I mentioned briefly the Angoras in a previous post. However, I definitely did not do full justice to our 10 beautiful ladies, and one equally handsome gentleman (previously two…) angora goats with a single mention in a paragraph detailing all our animals (domestic and well.. not quite yet domesticated included!).
Bean and I were temporarily banished to our neighbouring country of Swaziland a few months ago (primarily because HA was taking too long to renew my legal existence as a british bird in the bush and my previous permit had expired… instead of offering me a regular extension, we were met with the typical “angaze” * I don’t know* told to hop across the nearest border, and given a highly official looking stamped piece of paper to hand in on return). Anyway, during this visit, we stayed at the stunningly beautiful Mlilwane wildlife reserve, and on exploring the Malkerns Meander one rainy afternoon, we stumbled upon a small shop selling warm, inviting, soft, fluffy, stunning mohair blankets. On further investigation, we identified (super-sleuths that we are) that the origin of the beautiful fluffy rugs we were so taken with was a women’s employment project based in a warehouse in a neighbouring village.
After a visit to the project HQ, numerous stops at various shops selling more of these mesmerising products (mmm warm and fluffy on a cold winter’s day in Swaziland….) we stopped for a pit stop at the equally mentionable Malandela’s restaurant (home of “house on fire” *or washa umkhuku* if you prefer the swazi version [which means wash my chicken… ?!!? don’t ask me!]) for some light relief from frozen fingers with a tempting bowl of soup, a glass of red wine and a table next to a warm fire.
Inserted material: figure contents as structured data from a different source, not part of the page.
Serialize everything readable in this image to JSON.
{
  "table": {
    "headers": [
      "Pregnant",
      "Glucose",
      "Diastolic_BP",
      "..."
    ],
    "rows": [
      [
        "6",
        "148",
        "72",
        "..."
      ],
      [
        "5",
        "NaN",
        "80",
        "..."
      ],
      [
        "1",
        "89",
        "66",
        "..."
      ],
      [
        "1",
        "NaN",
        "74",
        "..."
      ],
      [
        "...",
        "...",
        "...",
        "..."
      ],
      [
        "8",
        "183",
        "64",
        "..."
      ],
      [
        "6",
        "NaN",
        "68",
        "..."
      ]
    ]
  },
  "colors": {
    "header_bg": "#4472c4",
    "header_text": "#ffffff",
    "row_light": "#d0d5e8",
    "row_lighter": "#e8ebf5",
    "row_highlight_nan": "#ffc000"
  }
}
After a couple of additional glasses of wine, the foundations of our Angora project were laid.
On return to South Africa, we located first an electric fencing supplier (boring), poles (equally boring) stables (somewhere in the previously overgrown jungle that was our garden) and finally, ten beautiful female angora goats (well, on purchase, perhaps not quite so beautiful, more tired, travel wearied and hungry!).
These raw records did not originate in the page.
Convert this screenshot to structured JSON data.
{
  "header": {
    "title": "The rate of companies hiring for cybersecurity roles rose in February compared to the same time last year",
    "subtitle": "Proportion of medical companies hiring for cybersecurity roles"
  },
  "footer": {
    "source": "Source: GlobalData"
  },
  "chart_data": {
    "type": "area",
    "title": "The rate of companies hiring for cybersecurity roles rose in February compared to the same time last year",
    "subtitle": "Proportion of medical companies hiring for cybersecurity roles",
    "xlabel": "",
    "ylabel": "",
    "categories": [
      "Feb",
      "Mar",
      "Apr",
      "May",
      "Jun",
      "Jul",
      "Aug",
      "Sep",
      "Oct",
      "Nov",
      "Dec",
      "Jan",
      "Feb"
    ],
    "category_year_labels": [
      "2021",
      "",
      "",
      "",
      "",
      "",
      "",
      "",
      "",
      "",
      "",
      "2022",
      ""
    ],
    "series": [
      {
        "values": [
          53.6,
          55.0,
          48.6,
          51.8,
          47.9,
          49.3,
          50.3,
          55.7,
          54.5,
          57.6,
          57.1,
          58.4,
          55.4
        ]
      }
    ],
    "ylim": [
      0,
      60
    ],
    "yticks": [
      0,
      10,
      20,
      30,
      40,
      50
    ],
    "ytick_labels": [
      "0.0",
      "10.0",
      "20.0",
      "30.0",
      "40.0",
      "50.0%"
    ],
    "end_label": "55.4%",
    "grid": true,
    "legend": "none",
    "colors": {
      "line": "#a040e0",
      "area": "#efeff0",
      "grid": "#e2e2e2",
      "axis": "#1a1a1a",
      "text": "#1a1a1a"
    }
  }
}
After a rather interesting delivery episode, involving ten very noisy ladies chattering at the tops of their voices in the back of a bakkie (open backed truck, small), said bakkie getting stuck (whilst still containing said ladies) on numerous occasions, in holes better described as craters that seemed to appear from nowhere in our newly formed paddock of phenomenally long grass and some quite ungainly pushing and shoving the girls were installed in their new home, munching on grass and oranges and seeming, well, to absolute amateur farmers quite happy all things considered.
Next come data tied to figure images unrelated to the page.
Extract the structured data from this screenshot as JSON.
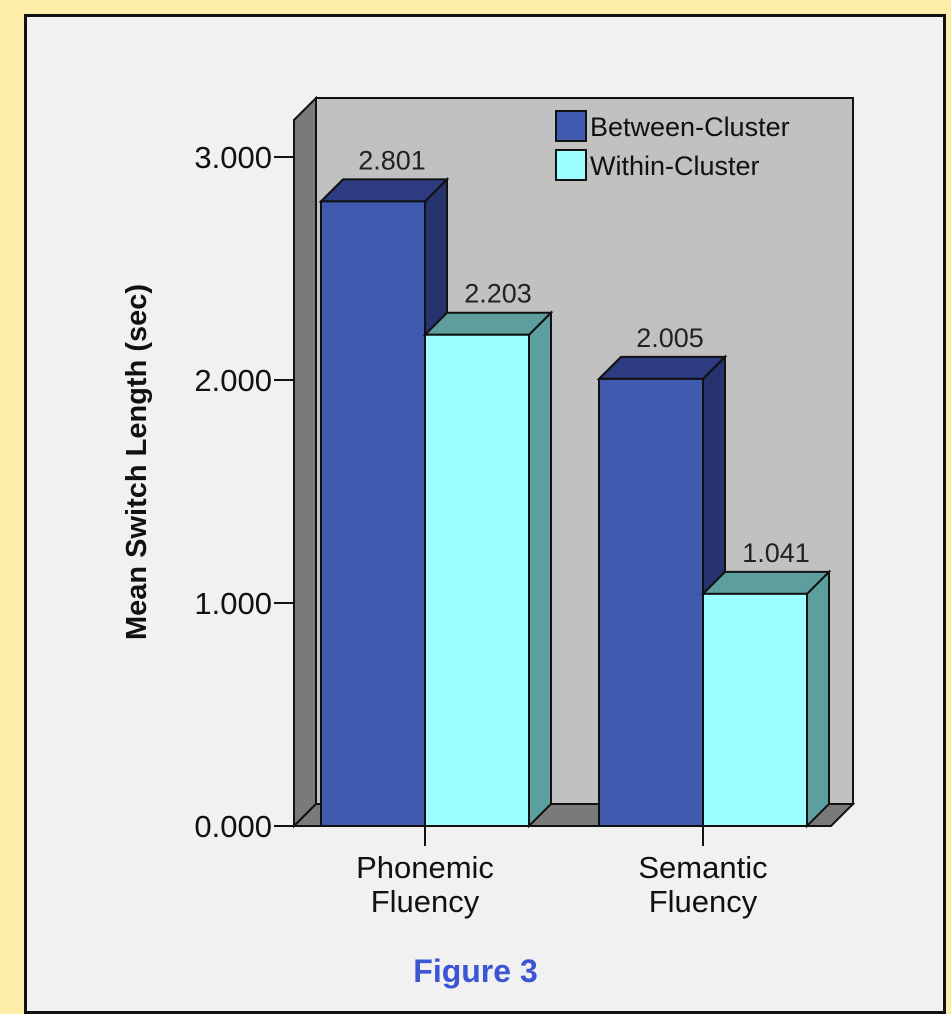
{
  "chart_data": {
    "type": "bar",
    "title": "",
    "xlabel": "",
    "ylabel": "Mean Switch Length (sec)",
    "categories": [
      "Phonemic Fluency",
      "Semantic Fluency"
    ],
    "category_lines": [
      [
        "Phonemic",
        "Fluency"
      ],
      [
        "Semantic",
        "Fluency"
      ]
    ],
    "series": [
      {
        "name": "Between-Cluster",
        "values": [
          2.801,
          2.005
        ],
        "labels": [
          "2.801",
          "2.005"
        ]
      },
      {
        "name": "Within-Cluster",
        "values": [
          2.203,
          1.041
        ],
        "labels": [
          "2.203",
          "1.041"
        ]
      }
    ],
    "ylim": [
      0,
      3.2
    ],
    "yticks": [
      {
        "value": 0,
        "label": "0.000"
      },
      {
        "value": 1,
        "label": "1.000"
      },
      {
        "value": 2,
        "label": "2.000"
      },
      {
        "value": 3,
        "label": "3.000"
      }
    ],
    "legend_position": "top-right",
    "grid": false,
    "style": "3d",
    "colors": {
      "between_front": "#3f5aae",
      "between_side": "#27336e",
      "between_top": "#2d3b80",
      "within_front": "#9dffff",
      "within_side": "#5c9f9f",
      "within_top": "#5f9e9e",
      "plot_back": "#c1c1c1",
      "plot_floor": "#7a7a7a"
    }
  },
  "caption": "Figure 3"
}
The next stage was clearly the naming process, as their characters became more pronounced they all quickly acquired the most ridiculous goat names under the sun: Fatty (shame), Friendly (pretty self-explanatory), Princess (beautiful and spoilt), Pretty (pretty face), Sunflower (ummm), Moonflower (previously sunflower’s twin), Steel Wool (fluff of a similar consistency), Dopey (totally out of it most of the time), Ginny (from Chinny, had a lot of fluff on her chin) and Fluffy (also self-explanatory, usually looks like a messy version of an ET styled goat).
Since then, we acquired a male of the species “Grandad” (in the back of the small car), who quickly began his duty, counting his blessings at being launched into such a role as to service ten such stunning ladies, a second male “Seven Fifty” (what he cost) who wasn’t quite as successful until the death of Grandad after his duty had been quickly (and hopefully successfully) performed, * note – we didn’t play a part in Grandad’s demise, we knew when we bought him that he was on his “last legs” so to speak, and let him live out his final months in style.
So, now we get to today, around 5 months down the line, left with 10 stunning girls and 1 curly male, and so far Princess is showing signs of being pregnant with twins, Fatty and Steel Wool have enlarged udders, and are showing signs of unusual behaviour (all clear indicators that kidding is near) and the others are getting fatter and fatter (can’t always tell who is fatty on some days now…!)
Hopefully, within a few weeks we’ll have doubled the herd… I’ll keep you posted!
Then, the next stage is to figure out how to shear them, spin the fluff, weave the wool… but lets take baby steps here, fingers crossed for safe kidding!
So, in the end, this is the first stage of a highly experimental women’s project: Bean and myself have started to understand a full season of progress with the Angoras, we will start to train women from Scom to care for the goats, weave and spin and make (hopefully) the same beautiful blankets that so took our fancy on our trip across the border. Eventually, to be provided with the “micro loan” of their own small breeding herd to expand as they wish…….Wish us luck!